It’s August 1st and a faint scent of the new academic year is in the air, detectable only by returning teachers who with a mix of melancholy and excitement begin to brace themselves for re-entry. We have learned to expect neither understanding nor pity from our fellow citizens, unemployed or employed. After all, we have jobs and we have three solid months of more or less paid vacation. August is the decidedly non-liturgical Advent of the academic year, but all the same a season of anticipation and, if we take our work and our lives seriously, a period of self-examination and resolve. We all know we can do better, learn more, and be more honest about what we still don’t and may never grasp. However shabby the politics of our workplace, we know the human stakes are high in what we do, whether we teach children to read or their older siblings to think. I teach college students while my wife teaches first-graders, and the less-than-startling truth is that we tell many of the same stories at the end of every day.

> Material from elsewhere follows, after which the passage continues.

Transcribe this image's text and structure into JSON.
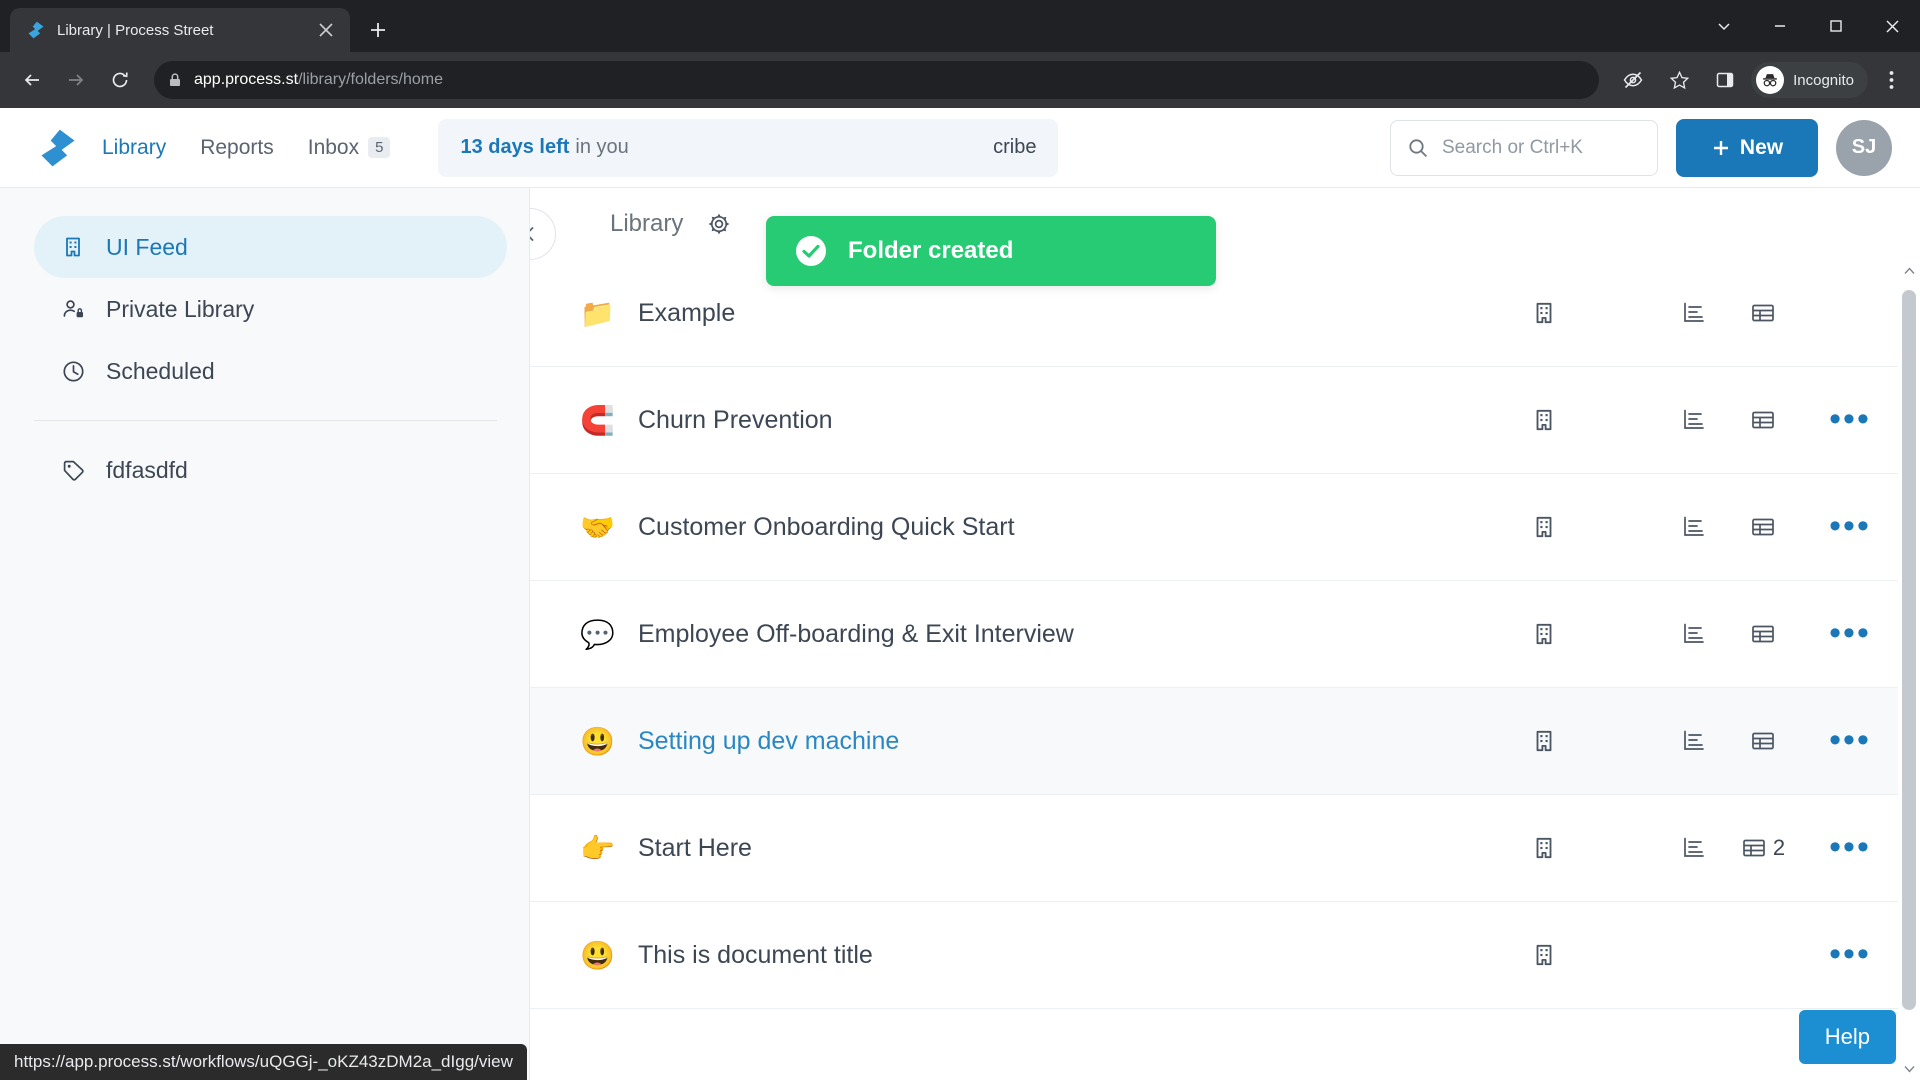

For me, re-entry is a matter of finding my voice again. Whether or not anyone notices, every summer I become, in relative terms, an elective mute. Weary of the sound of my own voice and the parade of my own ideas, I retreat into study and thought and silence. I try to listen again. Unless by September I have re-discovered an initial hesitancy to speak, a fundamental reticence to fill the world, my wider world, with more words, much less my own, then I know I have not spent my summer properly. School and the school year, after all, are a place and a time of many words, too many words, of every imaginable sort: empty, wrong-headed, earnest, wise, fierce, modest, learned, clueless, delving, dogmatic, silly, confusing, and impenetrable. And, after forty-two years of college teaching I have no illusions that, as the saying goes, “words can never hurt me (or anyone else).” No, the truth is that words are no less dangerous than sticks or stones, slings and arrows, except that the formers’ wounds rarely break the skin.

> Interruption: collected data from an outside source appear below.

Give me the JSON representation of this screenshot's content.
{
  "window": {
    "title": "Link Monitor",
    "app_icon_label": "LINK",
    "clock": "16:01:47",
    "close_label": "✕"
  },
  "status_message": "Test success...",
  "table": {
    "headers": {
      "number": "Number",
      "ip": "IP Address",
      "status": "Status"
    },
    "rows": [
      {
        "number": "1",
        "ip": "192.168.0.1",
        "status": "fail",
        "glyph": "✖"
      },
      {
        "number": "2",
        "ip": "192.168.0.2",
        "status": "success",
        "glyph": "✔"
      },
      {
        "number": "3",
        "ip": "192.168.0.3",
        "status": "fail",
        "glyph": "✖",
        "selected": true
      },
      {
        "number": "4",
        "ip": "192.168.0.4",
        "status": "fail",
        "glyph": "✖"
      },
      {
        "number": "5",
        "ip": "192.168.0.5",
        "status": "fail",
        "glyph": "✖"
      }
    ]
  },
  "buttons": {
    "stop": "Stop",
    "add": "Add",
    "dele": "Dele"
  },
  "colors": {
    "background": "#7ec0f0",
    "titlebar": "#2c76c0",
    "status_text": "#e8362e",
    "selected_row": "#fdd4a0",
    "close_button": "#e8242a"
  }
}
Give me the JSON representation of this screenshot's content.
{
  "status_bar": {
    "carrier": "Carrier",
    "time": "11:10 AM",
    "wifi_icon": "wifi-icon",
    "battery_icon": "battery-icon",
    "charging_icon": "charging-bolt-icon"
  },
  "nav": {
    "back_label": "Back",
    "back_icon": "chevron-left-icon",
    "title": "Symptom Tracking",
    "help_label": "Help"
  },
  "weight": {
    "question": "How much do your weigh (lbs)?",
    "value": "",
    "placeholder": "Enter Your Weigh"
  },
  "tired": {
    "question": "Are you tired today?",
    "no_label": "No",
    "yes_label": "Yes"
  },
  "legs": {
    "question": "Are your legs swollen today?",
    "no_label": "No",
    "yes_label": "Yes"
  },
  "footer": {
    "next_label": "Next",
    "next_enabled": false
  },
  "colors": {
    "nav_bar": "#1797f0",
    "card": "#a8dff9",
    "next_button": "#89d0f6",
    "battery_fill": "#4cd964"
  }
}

Every August for the past forty-two I have stood on the brink of a new academic year wondering how to find my way with any integrity in what is invariably a war zone, where the battle lines are frequently and unpredictably re-drawn. My world, reputedly higher education, is awash with cliques, ism’s, ideologies, dogmas, and altogether too many popes. My flagless four-decade academic cruise has necessarily navigated waters seething with intellectual pirates of one stripe or another—existentialists, logical positivists, behaviorists, neo-Marxists, deconstructionists, post-modernists, to mention a few. Across these years, gold-braided captains and commanders of once calm seas have awoken to cannon shots across their bows. Entire ships have been boarded and seized. Peers have made each other walk the proverbial plank. It’s all been quite colorful if not always edifying. But I have never stopped wondering what would happen if academia were to disarm and if the pirates took off their patches. Admittedly you can see the world through one eye, but not with any depth. And if life-long learning is not about depth then what is it about?

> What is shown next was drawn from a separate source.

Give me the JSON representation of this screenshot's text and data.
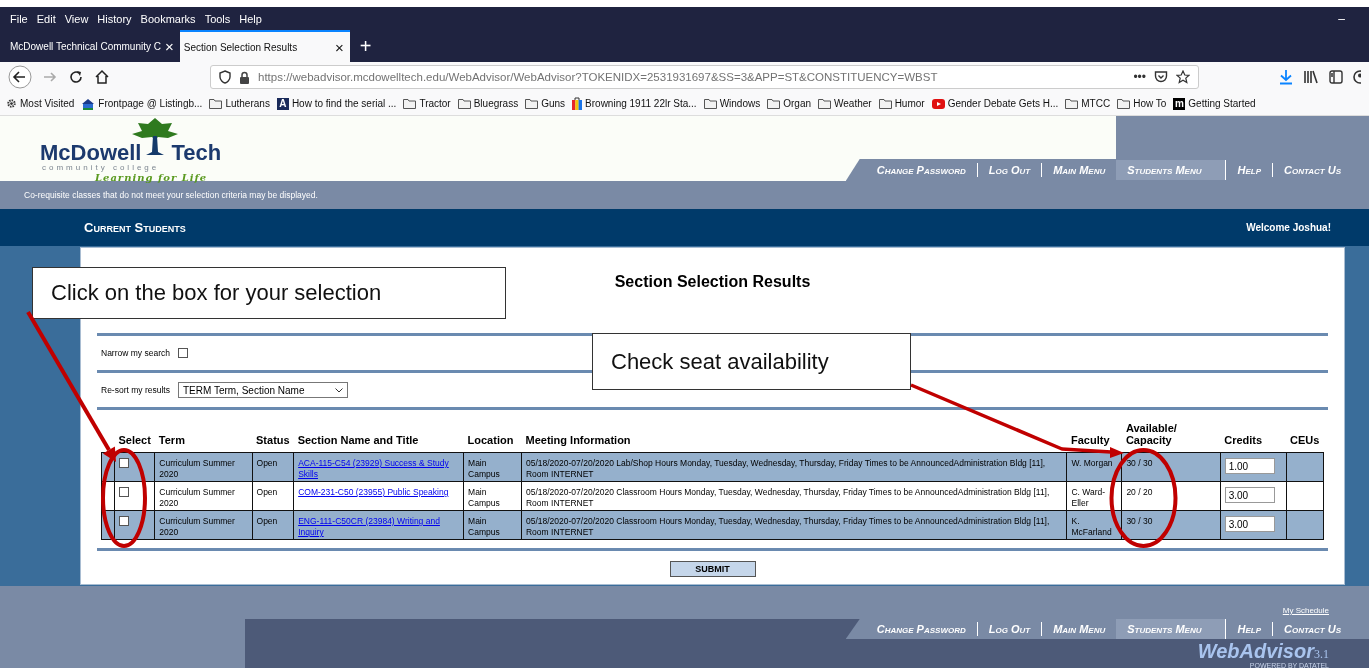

So just who are the pirates afloat in my waters? I’ll give a single example. As one who teaches comparative religion, I naturally took note when the national and world media informed us not long ago that “the soul has died,” just as they announced forty years ago that “God is dead.” Each of these sensationally witless proclamations represented not only a popular phenomenon but also an academic sect. Focusing now on the more timely death of the soul, it has become commonplace in cognitive science and beyond to claim, with Steven Pinker that “the mind is a product of the brain.” This means that you and I — “Neuronal Man” — are, in the words of Francis Crick, “nothing but a pack of neurons.” Mind, self, and soul are all illusions, and not in the profoundly thoughtful and layered way a Buddhist would understand this to be the case. Put as crudely as possible by Marvin Minsky, “The human mind is a computer made out of meat.” Such is the science of one-eyed pirates and would be humorous if it were not so pervasive and influential. It is the way some people talk but thankfully not often the way they live, and therein lies the peril of the academic world. It is a world of words often unaccountable to anyone or anything, even to those who utter them. Words like bacteria mutate freely here and develop strains or schools of thought resistant to reason, common sense, experience, and evidence. It is a challenge to stay on course, make sense, and try to tell the truth in such a turbulent free-for-all. My years on the high seas of learning have convinced me that the Hippocratic oath is not, or shouldn’t be, just for doctors. We teachers too ought to pledge ourselves to first do no harm. This is why, every summer I covet silence and why this August I plan to revisit Hannah Arendt’s Life of the Mind to recall a time gone by when you and I still had one.